It is now 15 years that leading Parkinson Experts from German speaking countries assemble and discuss new developments in pathogenesis, diagnostic and treatment of Parkinson’s disease (PD). To catch up with the latest developments, there are always some key note lectures that are followed by workshops in which lengthy discussions on important topics are possible and finally a consensus statement is formulated.

In this special issue of Journal of Neural Transmission the results of the 15th German Parkinson Expert Group are summarized. The topics span over the full range of modern approach to PD. While in former years, PD was considered to be based on the loss of dopaminergic neurons, nowadays it is generally accepted that PD is a multi-transmitter disease, although motor problems are still considered to stem mostly from the dopaminergic loss. In addition, it is known that PD patients also present with many internal medicine problems which is addressed in one article. These symptoms may partially result from the generalized alpha-synuclein pathology and Lewy bodies but may also result from drug treatment and other influences. Thus, these symptoms are an interplay of various contributing factors and it is demanding to decipher the most important factor that is causative for a given symptom. Besides disturbances of cognition and the autonomic nervous system motor complications are a major impairment of quality of life in PD patients. Thus, modern approaches to motor complications such as COMT-inhibitors, MAO-B-inhibitors, anti-glutamatergic drugs, long-acting dopamine agonists, pumps and deep brain stimulation offer new and rewarding options to take care of these problems. Experts are needed to depict the most promising option which have to be weighed according to their efficacy and tolerability. Besides an overview on these options, we also present a consensus paper from a workshop which dealt with the use of apomorphine and dopamine pumps in advanced PD patients. As mentioned cognition is a major problem in many PD patients. Sometimes associated with cognitive decline, but very often also initiated by dopamine agonists or other anti-PD drugs psychosis occurs. Modern treatment, including possible new options, is discussed and so is the escalation therapy in PD, which leads through the treatment of PD patients during the progression of the disease. In this article, basic questions such as: when should we start treatment, with which medication should we start treatment, when should we use invasive treatment and many more are discussed in length.

Whenever commissions formulate guidelines on how to diagnose PD they have to agree on necessary laboratory parameters that should be analyzed. We provide here a helpful scheme for what we trust is important and what is mandatory.

A very interesting and hands-on paper deals with the treatment with botulinum toxin in patients with therapy-refractory sialorrhea.
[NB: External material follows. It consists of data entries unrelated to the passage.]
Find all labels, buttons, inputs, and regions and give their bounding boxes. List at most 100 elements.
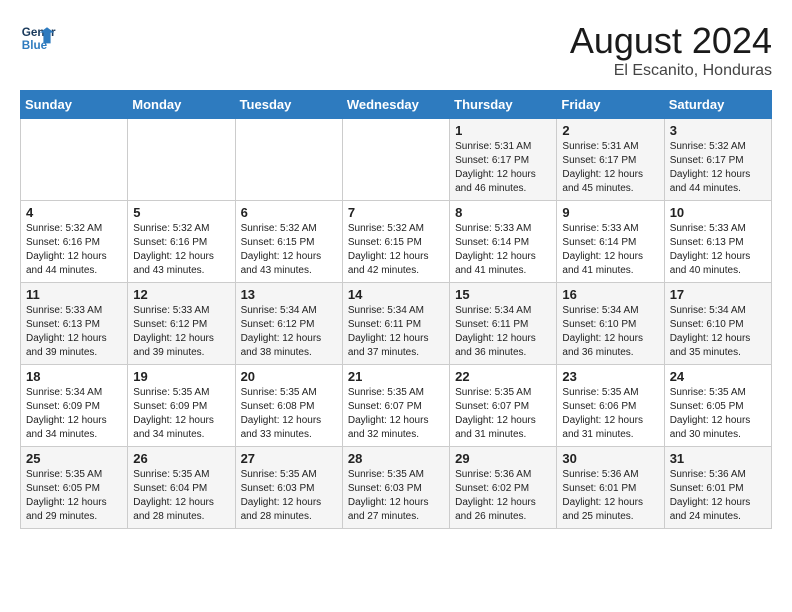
day-info: Sunrise: 5:36 AM Sunset: 6:01 PM Dayligh… — [562, 468, 658, 524]
logo-icon: General Blue — [20, 20, 56, 56]
day-number: 18 — [26, 369, 122, 384]
calendar-cell: 13 Sunrise: 5:34 AM Sunset: 6:12 PM Dayli… — [235, 283, 342, 365]
weekday-header-monday: Monday — [128, 91, 235, 119]
day-info: Sunrise: 5:32 AM Sunset: 6:16 PM Dayligh… — [133, 222, 229, 278]
svg-text:General: General — [22, 26, 56, 39]
calendar-cell: 15Sunrise: 5:34 AM Sunset: 6:11 PM Dayli… — [450, 283, 557, 365]
calendar-cell: 11Sunrise: 5:33 AM Sunset: 6:13 PM Dayli… — [21, 283, 128, 365]
calendar-cell: 10 Sunrise: 5:33 AM Sunset: 6:13 PM Dayli… — [664, 201, 771, 283]
day-number: 25 — [26, 451, 122, 466]
calendar-cell: 6 Sunrise: 5:32 AM Sunset: 6:15 PM Daylig… — [235, 201, 342, 283]
day-info: Sunrise: 5:32 AM Sunset: 6:15 PM Dayligh… — [348, 222, 444, 278]
calendar-week-4: 18 Sunrise: 5:34 AM Sunset: 6:09 PM Dayli… — [21, 365, 772, 447]
calendar-cell: 26Sunrise: 5:35 AM Sunset: 6:04 PM Dayli… — [128, 447, 235, 529]
day-number: 23 — [562, 369, 658, 384]
day-number: 20 — [241, 369, 337, 384]
day-number: 13 — [241, 287, 337, 302]
calendar-cell — [342, 119, 449, 201]
day-info: Sunrise: 5:35 AM Sunset: 6:07 PM Dayligh… — [348, 386, 444, 442]
weekday-header-friday: Friday — [557, 91, 664, 119]
calendar-cell: 27Sunrise: 5:35 AM Sunset: 6:03 PM Dayli… — [235, 447, 342, 529]
day-info: Sunrise: 5:34 AM Sunset: 6:11 PM Dayligh… — [348, 304, 444, 360]
day-number: 11 — [26, 287, 122, 302]
day-number: 8 — [455, 205, 551, 220]
weekday-header-wednesday: Wednesday — [342, 91, 449, 119]
day-info: Sunrise: 5:34 AM Sunset: 6:12 PM Dayligh… — [241, 304, 337, 360]
calendar-cell: 28 Sunrise: 5:35 AM Sunset: 6:03 PM Dayli… — [342, 447, 449, 529]
weekday-header-thursday: Thursday — [450, 91, 557, 119]
title-area: August 2024 El Escanito, Honduras — [570, 20, 772, 80]
day-info: Sunrise: 5:33 AM Sunset: 6:14 PM Dayligh… — [562, 222, 658, 278]
calendar-cell: 20 Sunrise: 5:35 AM Sunset: 6:08 PM Dayli… — [235, 365, 342, 447]
location-subtitle: El Escanito, Honduras — [570, 62, 772, 80]
calendar-cell: 19Sunrise: 5:35 AM Sunset: 6:09 PM Dayli… — [128, 365, 235, 447]
calendar-cell: 30 Sunrise: 5:36 AM Sunset: 6:01 PM Dayli… — [557, 447, 664, 529]
calendar-cell: 21 Sunrise: 5:35 AM Sunset: 6:07 PM Dayli… — [342, 365, 449, 447]
calendar-cell: 14 Sunrise: 5:34 AM Sunset: 6:11 PM Dayli… — [342, 283, 449, 365]
day-number: 3 — [670, 123, 766, 138]
day-info: Sunrise: 5:34 AM Sunset: 6:11 PM Dayligh… — [455, 304, 551, 360]
day-number: 28 — [348, 451, 444, 466]
calendar-cell: 25 Sunrise: 5:35 AM Sunset: 6:05 PM Dayli… — [21, 447, 128, 529]
calendar-cell: 3 Sunrise: 5:32 AM Sunset: 6:17 PM Daylig… — [664, 119, 771, 201]
day-number: 21 — [348, 369, 444, 384]
calendar-cell — [128, 119, 235, 201]
day-number: 30 — [562, 451, 658, 466]
day-number: 16 — [562, 287, 658, 302]
calendar-week-3: 11Sunrise: 5:33 AM Sunset: 6:13 PM Dayli… — [21, 283, 772, 365]
day-info: Sunrise: 5:34 AM Sunset: 6:10 PM Dayligh… — [562, 304, 658, 360]
day-number: 27 — [241, 451, 337, 466]
calendar-cell: 16 Sunrise: 5:34 AM Sunset: 6:10 PM Dayli… — [557, 283, 664, 365]
calendar-week-1: 1 Sunrise: 5:31 AM Sunset: 6:17 PM Daylig… — [21, 119, 772, 201]
day-info: Sunrise: 5:35 AM Sunset: 6:09 PM Dayligh… — [133, 386, 229, 442]
calendar-cell — [21, 119, 128, 201]
calendar-cell: 7 Sunrise: 5:32 AM Sunset: 6:15 PM Daylig… — [342, 201, 449, 283]
day-info: Sunrise: 5:33 AM Sunset: 6:13 PM Dayligh… — [670, 222, 766, 278]
day-number: 7 — [348, 205, 444, 220]
day-number: 10 — [670, 205, 766, 220]
day-info: Sunrise: 5:35 AM Sunset: 6:06 PM Dayligh… — [562, 386, 658, 442]
calendar-cell: 24 Sunrise: 5:35 AM Sunset: 6:05 PM Dayli… — [664, 365, 771, 447]
day-info: Sunrise: 5:35 AM Sunset: 6:08 PM Dayligh… — [241, 386, 337, 442]
weekday-header-tuesday: Tuesday — [235, 91, 342, 119]
calendar-cell: 23 Sunrise: 5:35 AM Sunset: 6:06 PM Dayli… — [557, 365, 664, 447]
day-info: Sunrise: 5:35 AM Sunset: 6:05 PM Dayligh… — [26, 468, 122, 524]
calendar-cell: 31Sunrise: 5:36 AM Sunset: 6:01 PM Dayli… — [664, 447, 771, 529]
day-info: Sunrise: 5:34 AM Sunset: 6:10 PM Dayligh… — [670, 304, 766, 360]
day-number: 31 — [670, 451, 766, 466]
day-number: 29 — [455, 451, 551, 466]
calendar-table: SundayMondayTuesdayWednesdayThursdayFrid… — [20, 90, 772, 529]
month-year-title: August 2024 — [570, 20, 772, 62]
day-info: Sunrise: 5:35 AM Sunset: 6:03 PM Dayligh… — [348, 468, 444, 524]
calendar-cell: 12Sunrise: 5:33 AM Sunset: 6:12 PM Dayli… — [128, 283, 235, 365]
calendar-cell: 17Sunrise: 5:34 AM Sunset: 6:10 PM Dayli… — [664, 283, 771, 365]
day-number: 5 — [133, 205, 229, 220]
day-number: 24 — [670, 369, 766, 384]
day-info: Sunrise: 5:36 AM Sunset: 6:02 PM Dayligh… — [455, 468, 551, 524]
day-number: 1 — [455, 123, 551, 138]
day-number: 9 — [562, 205, 658, 220]
day-info: Sunrise: 5:35 AM Sunset: 6:07 PM Dayligh… — [455, 386, 551, 442]
calendar-cell: 22 Sunrise: 5:35 AM Sunset: 6:07 PM Dayli… — [450, 365, 557, 447]
day-info: Sunrise: 5:31 AM Sunset: 6:17 PM Dayligh… — [455, 140, 551, 196]
calendar-cell: 4Sunrise: 5:32 AM Sunset: 6:16 PM Daylig… — [21, 201, 128, 283]
day-info: Sunrise: 5:32 AM Sunset: 6:15 PM Dayligh… — [241, 222, 337, 278]
page-header: General Blue August 2024 El Escanito, Ho… — [20, 20, 772, 80]
calendar-cell — [235, 119, 342, 201]
day-number: 14 — [348, 287, 444, 302]
logo: General Blue — [20, 20, 56, 56]
day-info: Sunrise: 5:35 AM Sunset: 6:04 PM Dayligh… — [133, 468, 229, 524]
day-info: Sunrise: 5:35 AM Sunset: 6:05 PM Dayligh… — [670, 386, 766, 442]
calendar-cell: 5 Sunrise: 5:32 AM Sunset: 6:16 PM Daylig… — [128, 201, 235, 283]
day-info: Sunrise: 5:31 AM Sunset: 6:17 PM Dayligh… — [562, 140, 658, 196]
day-number: 4 — [26, 205, 122, 220]
day-number: 12 — [133, 287, 229, 302]
calendar-cell: 1 Sunrise: 5:31 AM Sunset: 6:17 PM Daylig… — [450, 119, 557, 201]
day-number: 6 — [241, 205, 337, 220]
day-info: Sunrise: 5:32 AM Sunset: 6:17 PM Dayligh… — [670, 140, 766, 196]
calendar-cell: 8Sunrise: 5:33 AM Sunset: 6:14 PM Daylig… — [450, 201, 557, 283]
calendar-cell: 18 Sunrise: 5:34 AM Sunset: 6:09 PM Dayli… — [21, 365, 128, 447]
day-number: 22 — [455, 369, 551, 384]
day-number: 2 — [562, 123, 658, 138]
day-info: Sunrise: 5:34 AM Sunset: 6:09 PM Dayligh… — [26, 386, 122, 442]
Finally, as outlined above, PD patients demand from their treating physician improvement in motor skills. Since we normally see the patient in out-clinics for only 10–30 min, we sometimes have problems to judge whether our treatment has improved motor complications. Many neurologists use diaries or interviews of both the patient and the caregiver but now a new tool has become available that may be more objective. This tool, a kinetographic device, may help to get a quantitative report on the movement during day and nighttime.

In summary, this meeting has resulted in new consensus and up-to-date reports on modern knowledge of various aspects in diagnosis and treatment in PD. We hope that it is helpful for daily practice and gives some hints on how to improve treatment.

We would like to thank AbbVie Germany for sponsoring this meeting and the staff of JNT for allowing us to summarize our results in this special issue. It is important to stress the fact that all papers were normally evaluated by independent reviewers and that our sponsor had no impact whatsoever on the formulations in the various manuscripts.